Mark Jasinski performs an ignition-switch recall repair on a Chrysler vehicle at Monroe Dodge Chrysler Jeep.
Just as parts suppliers to DaimlerChrysler AG adjusted to the idea of giving price cuts to the once seemingly benevolent automaker, they were sideswiped.
Chrysler wants them to sign contracts that would hold them financially responsible for recall and warranty problems caused by their work. Until now, only suppliers such as Toledo's Dana Corp., who build axles and other critical parts, had to bear such liability as a condition of doing business with Chrysler.
The program for 2004 model year cars, which go into production in less than a year, affects hundreds of suppliers.
Holding parts makers more accountable is likely not only to help drive down the number of problems but also to cut costs by sharing the financial burden if problems crop up. Plus, said Chrysler spokesman David Barnas, having responsibilities spelled out helps avoid disputes.
“This is going to take a lot of time out of the process that we had been spending on it,” he said. “When there is an issue, we'll have something to go back to refer to.”
Suppliers such as TRW, Inc., welcome the more detailed role as they move to supply entire systems, not just parts. Manley Ford, a TRW spokesman, said part of a supplier's responsibility is helping improve quality and cut warranty costs. Cleveland-based TRW makes the front suspension and other pieces of the Toledo-made Jeep Liberty.
As Chrysler makes strides with returning to profitability, two areas of focus have been supplier costs and warranty costs. The automaker started asking for price reductions from its suppliers, some of whom already were charging competitors lower fees, nearly two years ago.
Chrysler isn't alone in its effort.
General Motors Corp. takes returned parts to a center to determine whether the automaker, the part's supplier, or a combination is at fault. From there, a settlement is negotiated, said industry expert David Cole.
The reason is apparent. Chrysler, GM, and Ford Motor Co. pay an average of $500 to $600 a vehicle for faulty workmanship, or about $10 billion a year; the often emulated Toyota Motor Corp. shells out $75 to $100 on average, said Neil De Koker, managing director of the Original Equipment Suppliers Association in Troy, Mich.
“They're all looking at their warranty costs,” he said. “It certainly is an area where there's significant opportunity to reduce costs.”
Mr. De Koker said that working with suppliers, as Toyota does, instead of simply assigning blame is critical to reducing problems.
Now, for example, Chrysler may take out bids for 40 engine seals and split the work among three low-cost suppliers, he explained. A supplier probably would be willing to provide all the seals at a higher price and assume warranty costs if it is allowed to work with the automaker's engine plant to solve any problems that arise, he said.

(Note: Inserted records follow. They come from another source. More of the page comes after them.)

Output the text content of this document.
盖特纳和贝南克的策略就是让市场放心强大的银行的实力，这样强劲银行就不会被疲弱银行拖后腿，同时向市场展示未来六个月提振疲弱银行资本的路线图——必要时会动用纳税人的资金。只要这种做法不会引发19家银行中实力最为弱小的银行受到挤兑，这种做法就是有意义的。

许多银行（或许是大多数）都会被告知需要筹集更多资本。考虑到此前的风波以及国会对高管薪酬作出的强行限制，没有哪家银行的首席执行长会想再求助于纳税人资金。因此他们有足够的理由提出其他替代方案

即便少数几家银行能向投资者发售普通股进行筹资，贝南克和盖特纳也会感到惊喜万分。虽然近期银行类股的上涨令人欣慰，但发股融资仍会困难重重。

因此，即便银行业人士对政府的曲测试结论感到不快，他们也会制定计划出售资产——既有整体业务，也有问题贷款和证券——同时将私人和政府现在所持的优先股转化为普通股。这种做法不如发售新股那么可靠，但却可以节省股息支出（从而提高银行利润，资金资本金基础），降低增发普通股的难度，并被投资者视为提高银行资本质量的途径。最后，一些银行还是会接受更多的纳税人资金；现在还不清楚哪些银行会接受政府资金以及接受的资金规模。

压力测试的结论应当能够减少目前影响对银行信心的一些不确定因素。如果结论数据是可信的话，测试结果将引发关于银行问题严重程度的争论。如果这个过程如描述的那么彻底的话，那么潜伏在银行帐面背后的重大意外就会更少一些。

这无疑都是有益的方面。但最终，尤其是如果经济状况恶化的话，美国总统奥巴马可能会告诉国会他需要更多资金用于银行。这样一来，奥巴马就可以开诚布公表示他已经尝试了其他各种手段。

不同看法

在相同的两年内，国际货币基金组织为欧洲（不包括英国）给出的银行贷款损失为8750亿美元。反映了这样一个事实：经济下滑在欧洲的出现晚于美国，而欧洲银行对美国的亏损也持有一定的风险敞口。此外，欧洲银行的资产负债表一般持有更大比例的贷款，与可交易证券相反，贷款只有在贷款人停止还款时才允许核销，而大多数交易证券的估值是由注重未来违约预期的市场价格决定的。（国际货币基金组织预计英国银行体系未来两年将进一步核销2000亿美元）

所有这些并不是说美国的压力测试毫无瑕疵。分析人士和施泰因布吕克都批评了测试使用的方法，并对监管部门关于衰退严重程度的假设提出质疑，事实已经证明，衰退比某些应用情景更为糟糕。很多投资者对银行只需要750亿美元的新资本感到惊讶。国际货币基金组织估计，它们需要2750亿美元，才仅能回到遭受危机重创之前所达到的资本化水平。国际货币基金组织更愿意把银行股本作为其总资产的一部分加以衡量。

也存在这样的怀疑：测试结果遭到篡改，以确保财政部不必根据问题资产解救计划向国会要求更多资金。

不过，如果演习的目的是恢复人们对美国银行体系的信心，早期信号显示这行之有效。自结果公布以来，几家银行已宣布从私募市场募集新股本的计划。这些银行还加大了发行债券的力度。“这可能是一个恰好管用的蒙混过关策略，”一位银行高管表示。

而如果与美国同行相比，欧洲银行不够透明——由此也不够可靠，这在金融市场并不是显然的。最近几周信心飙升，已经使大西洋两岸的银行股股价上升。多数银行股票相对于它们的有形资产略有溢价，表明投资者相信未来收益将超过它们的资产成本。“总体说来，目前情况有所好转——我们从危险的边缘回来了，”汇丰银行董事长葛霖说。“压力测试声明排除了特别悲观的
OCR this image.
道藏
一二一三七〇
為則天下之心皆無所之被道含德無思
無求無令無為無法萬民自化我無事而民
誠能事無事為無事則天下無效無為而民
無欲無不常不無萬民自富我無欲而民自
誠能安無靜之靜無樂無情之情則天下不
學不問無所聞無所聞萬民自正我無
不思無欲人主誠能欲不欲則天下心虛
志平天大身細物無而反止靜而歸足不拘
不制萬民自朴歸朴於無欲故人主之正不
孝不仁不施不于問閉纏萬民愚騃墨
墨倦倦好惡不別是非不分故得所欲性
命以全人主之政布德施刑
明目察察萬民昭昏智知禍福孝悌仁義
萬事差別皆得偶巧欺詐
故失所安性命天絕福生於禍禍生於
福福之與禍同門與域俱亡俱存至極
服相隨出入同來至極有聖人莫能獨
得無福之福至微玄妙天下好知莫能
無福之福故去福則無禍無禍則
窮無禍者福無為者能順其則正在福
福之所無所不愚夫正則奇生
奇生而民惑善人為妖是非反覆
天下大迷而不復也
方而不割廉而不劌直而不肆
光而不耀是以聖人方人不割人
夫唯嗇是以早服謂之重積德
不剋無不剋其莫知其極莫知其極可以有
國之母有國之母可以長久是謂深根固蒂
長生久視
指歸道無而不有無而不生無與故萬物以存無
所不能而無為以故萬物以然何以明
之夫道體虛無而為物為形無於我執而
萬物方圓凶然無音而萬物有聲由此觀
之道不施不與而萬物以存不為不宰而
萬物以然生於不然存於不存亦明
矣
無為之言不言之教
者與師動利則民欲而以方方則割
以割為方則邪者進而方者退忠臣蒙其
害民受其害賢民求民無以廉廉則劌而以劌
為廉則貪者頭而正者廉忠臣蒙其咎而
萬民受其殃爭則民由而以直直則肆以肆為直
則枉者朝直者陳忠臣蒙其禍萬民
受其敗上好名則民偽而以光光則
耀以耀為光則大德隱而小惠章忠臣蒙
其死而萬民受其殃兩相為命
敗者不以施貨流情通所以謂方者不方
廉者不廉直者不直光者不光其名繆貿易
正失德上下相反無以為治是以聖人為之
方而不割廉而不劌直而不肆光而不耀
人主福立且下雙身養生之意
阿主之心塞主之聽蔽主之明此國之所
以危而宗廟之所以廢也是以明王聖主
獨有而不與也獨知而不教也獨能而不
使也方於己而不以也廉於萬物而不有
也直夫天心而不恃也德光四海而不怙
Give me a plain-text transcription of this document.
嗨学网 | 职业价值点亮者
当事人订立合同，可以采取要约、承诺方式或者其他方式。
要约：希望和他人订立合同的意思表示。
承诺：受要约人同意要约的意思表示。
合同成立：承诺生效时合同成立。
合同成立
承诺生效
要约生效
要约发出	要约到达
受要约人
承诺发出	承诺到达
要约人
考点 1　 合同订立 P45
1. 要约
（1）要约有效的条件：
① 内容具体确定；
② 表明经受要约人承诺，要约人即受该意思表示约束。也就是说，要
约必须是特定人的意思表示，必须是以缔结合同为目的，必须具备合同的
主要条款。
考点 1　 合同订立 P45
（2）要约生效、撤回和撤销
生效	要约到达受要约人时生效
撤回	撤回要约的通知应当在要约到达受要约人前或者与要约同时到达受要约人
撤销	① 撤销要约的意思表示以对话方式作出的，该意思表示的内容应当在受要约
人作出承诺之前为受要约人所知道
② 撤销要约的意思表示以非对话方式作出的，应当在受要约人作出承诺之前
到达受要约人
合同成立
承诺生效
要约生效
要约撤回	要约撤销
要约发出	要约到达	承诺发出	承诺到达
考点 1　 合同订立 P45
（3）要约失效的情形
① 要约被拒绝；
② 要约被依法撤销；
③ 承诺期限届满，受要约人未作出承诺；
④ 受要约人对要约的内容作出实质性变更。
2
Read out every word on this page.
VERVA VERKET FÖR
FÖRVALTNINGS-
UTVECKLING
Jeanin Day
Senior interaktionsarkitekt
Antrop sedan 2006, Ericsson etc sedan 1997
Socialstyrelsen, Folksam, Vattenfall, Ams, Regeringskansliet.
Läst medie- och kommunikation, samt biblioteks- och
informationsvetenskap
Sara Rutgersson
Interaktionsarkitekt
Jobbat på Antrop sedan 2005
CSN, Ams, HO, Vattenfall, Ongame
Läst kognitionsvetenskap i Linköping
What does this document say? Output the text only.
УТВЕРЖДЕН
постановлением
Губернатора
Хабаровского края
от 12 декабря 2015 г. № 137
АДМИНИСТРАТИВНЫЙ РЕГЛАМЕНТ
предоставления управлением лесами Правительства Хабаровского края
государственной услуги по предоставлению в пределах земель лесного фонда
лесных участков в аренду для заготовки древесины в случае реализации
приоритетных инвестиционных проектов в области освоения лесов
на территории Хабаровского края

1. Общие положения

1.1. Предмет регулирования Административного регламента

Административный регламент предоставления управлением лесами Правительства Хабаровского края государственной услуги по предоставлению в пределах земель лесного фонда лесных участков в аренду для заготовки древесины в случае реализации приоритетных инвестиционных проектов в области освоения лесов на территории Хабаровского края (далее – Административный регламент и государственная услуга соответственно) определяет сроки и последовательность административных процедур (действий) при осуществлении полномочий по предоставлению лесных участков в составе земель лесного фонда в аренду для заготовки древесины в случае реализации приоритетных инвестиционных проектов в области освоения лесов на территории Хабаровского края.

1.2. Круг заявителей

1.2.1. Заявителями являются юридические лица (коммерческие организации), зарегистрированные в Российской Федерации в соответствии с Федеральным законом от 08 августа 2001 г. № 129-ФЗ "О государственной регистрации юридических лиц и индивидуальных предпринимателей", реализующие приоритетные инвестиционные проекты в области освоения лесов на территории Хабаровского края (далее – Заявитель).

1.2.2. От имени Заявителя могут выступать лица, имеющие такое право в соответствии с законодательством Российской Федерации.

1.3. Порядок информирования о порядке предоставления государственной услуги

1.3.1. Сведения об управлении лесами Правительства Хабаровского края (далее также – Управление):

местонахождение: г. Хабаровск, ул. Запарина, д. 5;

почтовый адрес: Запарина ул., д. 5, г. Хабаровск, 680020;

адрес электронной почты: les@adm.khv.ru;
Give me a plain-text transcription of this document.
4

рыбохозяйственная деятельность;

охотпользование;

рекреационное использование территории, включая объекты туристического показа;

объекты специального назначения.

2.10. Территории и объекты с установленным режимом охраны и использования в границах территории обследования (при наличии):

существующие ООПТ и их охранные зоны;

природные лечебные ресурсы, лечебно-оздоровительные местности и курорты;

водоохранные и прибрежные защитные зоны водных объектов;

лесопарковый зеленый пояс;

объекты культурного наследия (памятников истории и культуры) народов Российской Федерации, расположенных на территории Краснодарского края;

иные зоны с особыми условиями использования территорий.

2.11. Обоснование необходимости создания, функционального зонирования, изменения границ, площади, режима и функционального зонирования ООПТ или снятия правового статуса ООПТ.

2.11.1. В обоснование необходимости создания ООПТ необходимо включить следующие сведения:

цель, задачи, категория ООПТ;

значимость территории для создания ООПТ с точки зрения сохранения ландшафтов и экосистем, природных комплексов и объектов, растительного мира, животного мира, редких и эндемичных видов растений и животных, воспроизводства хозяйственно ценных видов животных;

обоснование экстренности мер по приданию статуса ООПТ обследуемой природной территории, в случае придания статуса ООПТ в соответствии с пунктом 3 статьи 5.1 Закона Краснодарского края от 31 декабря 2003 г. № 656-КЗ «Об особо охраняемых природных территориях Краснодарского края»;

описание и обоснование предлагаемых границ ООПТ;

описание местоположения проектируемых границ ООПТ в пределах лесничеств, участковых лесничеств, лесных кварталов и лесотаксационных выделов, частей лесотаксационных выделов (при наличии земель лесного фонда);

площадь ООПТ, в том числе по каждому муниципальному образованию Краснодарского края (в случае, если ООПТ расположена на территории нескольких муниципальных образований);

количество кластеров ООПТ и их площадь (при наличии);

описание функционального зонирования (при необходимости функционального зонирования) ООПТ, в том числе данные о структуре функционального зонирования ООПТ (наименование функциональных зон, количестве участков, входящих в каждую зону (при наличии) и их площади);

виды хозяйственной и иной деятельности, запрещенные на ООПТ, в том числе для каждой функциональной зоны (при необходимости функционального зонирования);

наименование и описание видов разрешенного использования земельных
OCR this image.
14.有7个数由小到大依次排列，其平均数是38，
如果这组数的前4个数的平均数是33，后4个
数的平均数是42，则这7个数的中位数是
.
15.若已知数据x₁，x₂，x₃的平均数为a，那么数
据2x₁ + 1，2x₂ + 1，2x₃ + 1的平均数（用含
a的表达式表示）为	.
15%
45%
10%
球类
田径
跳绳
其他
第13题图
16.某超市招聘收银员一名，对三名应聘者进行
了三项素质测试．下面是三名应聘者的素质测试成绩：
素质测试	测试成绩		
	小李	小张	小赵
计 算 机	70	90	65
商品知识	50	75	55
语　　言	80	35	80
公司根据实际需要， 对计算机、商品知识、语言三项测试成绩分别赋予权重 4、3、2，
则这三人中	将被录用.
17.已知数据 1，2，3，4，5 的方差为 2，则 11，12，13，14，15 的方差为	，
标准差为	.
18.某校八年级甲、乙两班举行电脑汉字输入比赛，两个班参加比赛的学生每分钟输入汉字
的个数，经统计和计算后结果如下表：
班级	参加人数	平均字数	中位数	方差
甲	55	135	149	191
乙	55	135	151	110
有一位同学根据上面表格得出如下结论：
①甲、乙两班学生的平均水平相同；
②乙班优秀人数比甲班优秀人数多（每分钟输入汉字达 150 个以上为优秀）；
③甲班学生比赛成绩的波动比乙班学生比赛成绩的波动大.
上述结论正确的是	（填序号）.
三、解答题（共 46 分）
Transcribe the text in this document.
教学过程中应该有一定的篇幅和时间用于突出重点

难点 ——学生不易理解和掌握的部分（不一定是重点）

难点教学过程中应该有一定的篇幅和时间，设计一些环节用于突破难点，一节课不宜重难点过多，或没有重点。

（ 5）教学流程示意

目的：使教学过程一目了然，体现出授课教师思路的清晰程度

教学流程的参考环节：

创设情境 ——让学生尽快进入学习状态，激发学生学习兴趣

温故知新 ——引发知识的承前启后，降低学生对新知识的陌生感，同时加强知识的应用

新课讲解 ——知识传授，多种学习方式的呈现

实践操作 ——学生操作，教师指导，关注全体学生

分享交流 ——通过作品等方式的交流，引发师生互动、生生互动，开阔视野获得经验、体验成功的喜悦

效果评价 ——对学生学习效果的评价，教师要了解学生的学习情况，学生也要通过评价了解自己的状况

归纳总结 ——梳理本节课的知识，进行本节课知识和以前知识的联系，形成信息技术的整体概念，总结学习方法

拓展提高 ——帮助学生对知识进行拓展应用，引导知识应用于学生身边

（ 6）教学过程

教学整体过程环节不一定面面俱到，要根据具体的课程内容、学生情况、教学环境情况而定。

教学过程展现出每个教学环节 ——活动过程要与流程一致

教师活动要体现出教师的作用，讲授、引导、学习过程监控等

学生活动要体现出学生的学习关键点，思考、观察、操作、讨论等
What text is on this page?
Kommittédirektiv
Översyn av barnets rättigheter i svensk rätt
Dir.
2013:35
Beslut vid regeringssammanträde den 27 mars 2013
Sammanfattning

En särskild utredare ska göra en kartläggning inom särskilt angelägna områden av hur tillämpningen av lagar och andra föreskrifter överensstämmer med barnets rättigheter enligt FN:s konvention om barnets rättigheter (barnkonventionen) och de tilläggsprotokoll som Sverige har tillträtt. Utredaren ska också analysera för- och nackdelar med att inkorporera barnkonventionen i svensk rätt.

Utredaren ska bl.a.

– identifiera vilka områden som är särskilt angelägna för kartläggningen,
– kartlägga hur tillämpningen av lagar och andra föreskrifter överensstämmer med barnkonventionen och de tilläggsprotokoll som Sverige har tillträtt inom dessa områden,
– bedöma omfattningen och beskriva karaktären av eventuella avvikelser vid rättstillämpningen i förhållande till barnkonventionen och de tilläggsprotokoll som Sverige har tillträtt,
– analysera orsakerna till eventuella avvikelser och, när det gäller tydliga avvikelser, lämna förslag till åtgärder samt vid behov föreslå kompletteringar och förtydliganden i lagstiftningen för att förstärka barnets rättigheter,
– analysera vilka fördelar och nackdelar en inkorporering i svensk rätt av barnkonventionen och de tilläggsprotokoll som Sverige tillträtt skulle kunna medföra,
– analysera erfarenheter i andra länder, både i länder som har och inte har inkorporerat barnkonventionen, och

And suppliers expect Chrysler to award more money in exchange for the tenets of the new contracts, some of their spokesmen commented.
“We'll just treat it as part of our ... contract negotiations to determine price,” said Claudia Piccinin, a spokesman for Delphi Corp. of Troy, Mich. “That's one of the areas we'll look at.”
Still, not every supplier is as gung-ho as TRW about Chrysler's stricter contracts.
Officials for Cooper Tire & Rubber Co. of Findlay declined to comment about the change. So did officials at Racine, Wis.'s Modine Manufacturing and Milwaukee's Johnson Controls, Inc., which, like Cooper Tire, Dana, and TRW supplies the Liberty and other models.
Said Mr. Cole, director of the Center for Automotive Research at the Environmental Research Institute of Michigan in Ann Arbor: “It certainly is a higher level of exposure that suppliers aren't typically excited about.”
Suppliers lulled by past Chrysler management have been barraged with changes the last couple of years, Mr. Cole said. Ripples in a once ideal relationship surfaced after German management dispatched Dieter Zetsche to head up Chrysler and turn the money-losing automaker around.
“A supplier is to expect to share the wealth but also the pain,” Mr. Cole said. “There's not the `supplier for life' attitude that there was a few years ago.”
Some Chrysler suppliers, such as Dana, are accustomed to the more defined contractual relationship because of the nature of the products they make.
Dana shares engineering development with Chrysler for axles and other parts. If needed, Dana shares recall costs, too, said spokesman Gary Corrigan.
“I don't see anything a whole lot different than what we've already been doing with them,” he said. “We're dealing with very expensive components, very critical components.”
Chrysler, though, wants to extend the same treatment to all suppliers, Mr. Barnas said.